The term mandate, Downie says, is meeting resistance before the rules are actually understood.
She says the goal of the plan needs to be spelled out, with its path and the individual’s options made clear.
“We could do harm to our public health ability to respond to infectious diseases through vaccines,” she says, “it’s not just COVID, vaccines are a huge component of public health.”
“If you use this very blunt instrument of ‘vaccine mandate’ without good explanation and education, people may come to distrust vaccines writ large,” says Downie.
Returning UdeM student Pierre Duguay-Boudreau tells Global News the university’s plan sounds good to him.
“In my circle of friends, it was a popular decision,” he says.
“Personally, I felt that was as well.
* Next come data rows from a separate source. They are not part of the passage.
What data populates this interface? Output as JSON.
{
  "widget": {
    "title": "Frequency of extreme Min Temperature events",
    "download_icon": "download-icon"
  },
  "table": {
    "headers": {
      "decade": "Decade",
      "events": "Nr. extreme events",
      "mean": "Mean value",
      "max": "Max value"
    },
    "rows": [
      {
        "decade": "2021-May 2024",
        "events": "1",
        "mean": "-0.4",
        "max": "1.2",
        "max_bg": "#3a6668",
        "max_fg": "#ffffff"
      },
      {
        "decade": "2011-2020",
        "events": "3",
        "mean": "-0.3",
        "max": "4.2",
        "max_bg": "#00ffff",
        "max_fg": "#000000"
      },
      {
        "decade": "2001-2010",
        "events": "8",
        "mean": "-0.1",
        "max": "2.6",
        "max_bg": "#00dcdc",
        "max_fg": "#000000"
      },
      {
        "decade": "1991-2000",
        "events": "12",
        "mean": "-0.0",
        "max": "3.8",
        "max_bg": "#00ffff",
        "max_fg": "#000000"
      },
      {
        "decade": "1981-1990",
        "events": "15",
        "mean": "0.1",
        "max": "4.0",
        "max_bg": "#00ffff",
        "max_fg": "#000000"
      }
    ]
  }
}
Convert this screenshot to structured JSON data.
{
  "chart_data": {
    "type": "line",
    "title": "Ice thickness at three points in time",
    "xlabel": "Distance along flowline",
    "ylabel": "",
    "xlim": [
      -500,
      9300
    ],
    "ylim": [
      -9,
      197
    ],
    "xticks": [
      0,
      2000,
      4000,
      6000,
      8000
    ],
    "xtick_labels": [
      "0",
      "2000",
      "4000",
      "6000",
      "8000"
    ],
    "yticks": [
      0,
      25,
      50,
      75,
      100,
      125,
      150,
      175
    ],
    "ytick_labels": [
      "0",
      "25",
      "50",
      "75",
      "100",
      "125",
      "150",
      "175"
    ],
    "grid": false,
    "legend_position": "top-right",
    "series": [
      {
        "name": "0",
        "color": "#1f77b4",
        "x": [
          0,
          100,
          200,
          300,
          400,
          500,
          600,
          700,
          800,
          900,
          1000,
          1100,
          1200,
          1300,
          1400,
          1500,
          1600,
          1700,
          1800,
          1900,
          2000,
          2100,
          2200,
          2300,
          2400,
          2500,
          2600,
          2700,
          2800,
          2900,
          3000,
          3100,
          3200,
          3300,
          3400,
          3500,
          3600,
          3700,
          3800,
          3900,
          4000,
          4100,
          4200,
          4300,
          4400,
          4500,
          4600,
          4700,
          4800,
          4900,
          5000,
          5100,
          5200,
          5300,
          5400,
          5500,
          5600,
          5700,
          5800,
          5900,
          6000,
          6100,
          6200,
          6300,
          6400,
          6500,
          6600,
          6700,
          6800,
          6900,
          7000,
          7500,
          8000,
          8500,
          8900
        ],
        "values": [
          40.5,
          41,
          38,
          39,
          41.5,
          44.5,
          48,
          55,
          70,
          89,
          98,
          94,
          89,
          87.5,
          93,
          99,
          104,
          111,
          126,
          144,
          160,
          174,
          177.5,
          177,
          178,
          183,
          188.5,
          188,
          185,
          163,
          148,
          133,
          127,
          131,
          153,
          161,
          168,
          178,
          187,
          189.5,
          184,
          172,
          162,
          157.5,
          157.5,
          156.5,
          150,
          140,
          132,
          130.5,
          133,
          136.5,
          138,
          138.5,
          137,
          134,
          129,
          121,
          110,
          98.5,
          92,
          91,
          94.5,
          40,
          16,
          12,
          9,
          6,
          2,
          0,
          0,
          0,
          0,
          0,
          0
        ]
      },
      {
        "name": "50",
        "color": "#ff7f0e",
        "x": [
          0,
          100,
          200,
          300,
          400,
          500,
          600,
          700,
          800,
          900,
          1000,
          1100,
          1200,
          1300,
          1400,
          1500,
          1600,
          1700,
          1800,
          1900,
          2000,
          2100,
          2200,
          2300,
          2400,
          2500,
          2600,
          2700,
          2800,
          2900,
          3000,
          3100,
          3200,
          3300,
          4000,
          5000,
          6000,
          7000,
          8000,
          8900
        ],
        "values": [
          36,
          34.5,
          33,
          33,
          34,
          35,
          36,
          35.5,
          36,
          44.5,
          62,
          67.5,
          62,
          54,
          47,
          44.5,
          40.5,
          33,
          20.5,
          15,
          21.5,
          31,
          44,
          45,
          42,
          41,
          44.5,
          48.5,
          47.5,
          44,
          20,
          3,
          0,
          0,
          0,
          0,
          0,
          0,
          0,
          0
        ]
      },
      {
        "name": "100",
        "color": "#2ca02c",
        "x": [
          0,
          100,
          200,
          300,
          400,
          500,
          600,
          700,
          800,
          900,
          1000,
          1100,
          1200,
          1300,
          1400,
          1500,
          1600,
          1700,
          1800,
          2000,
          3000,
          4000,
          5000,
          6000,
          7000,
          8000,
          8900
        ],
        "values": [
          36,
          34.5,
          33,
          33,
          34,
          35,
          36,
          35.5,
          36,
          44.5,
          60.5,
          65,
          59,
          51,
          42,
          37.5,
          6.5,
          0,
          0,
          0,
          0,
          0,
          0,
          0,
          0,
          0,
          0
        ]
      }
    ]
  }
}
I haven’t heard many complaints so far.”
Duguay-Boudreau has both his shots and is looking forward to being back on campus after a year mostly spent behind the screen.
“I’m excited about this year,” he says.
“There’s going to be two full groups, first years and second years, who will get their first year on campus.”
He says he’s looking forward to returning to the campus bar.
“That’s where most of my student loans went.”
UdeM’s plan has a month-long grace period, kicking in October 15.
Professor Downie says it’s important for these institutions to get the plans in place sooner rather than later, lest the communities get hit hard by the anticipated fourth wave of the virus this fall.
“Let’s not have universities and colleges contributing in a really negative way to the size of that fourth wave,” she says.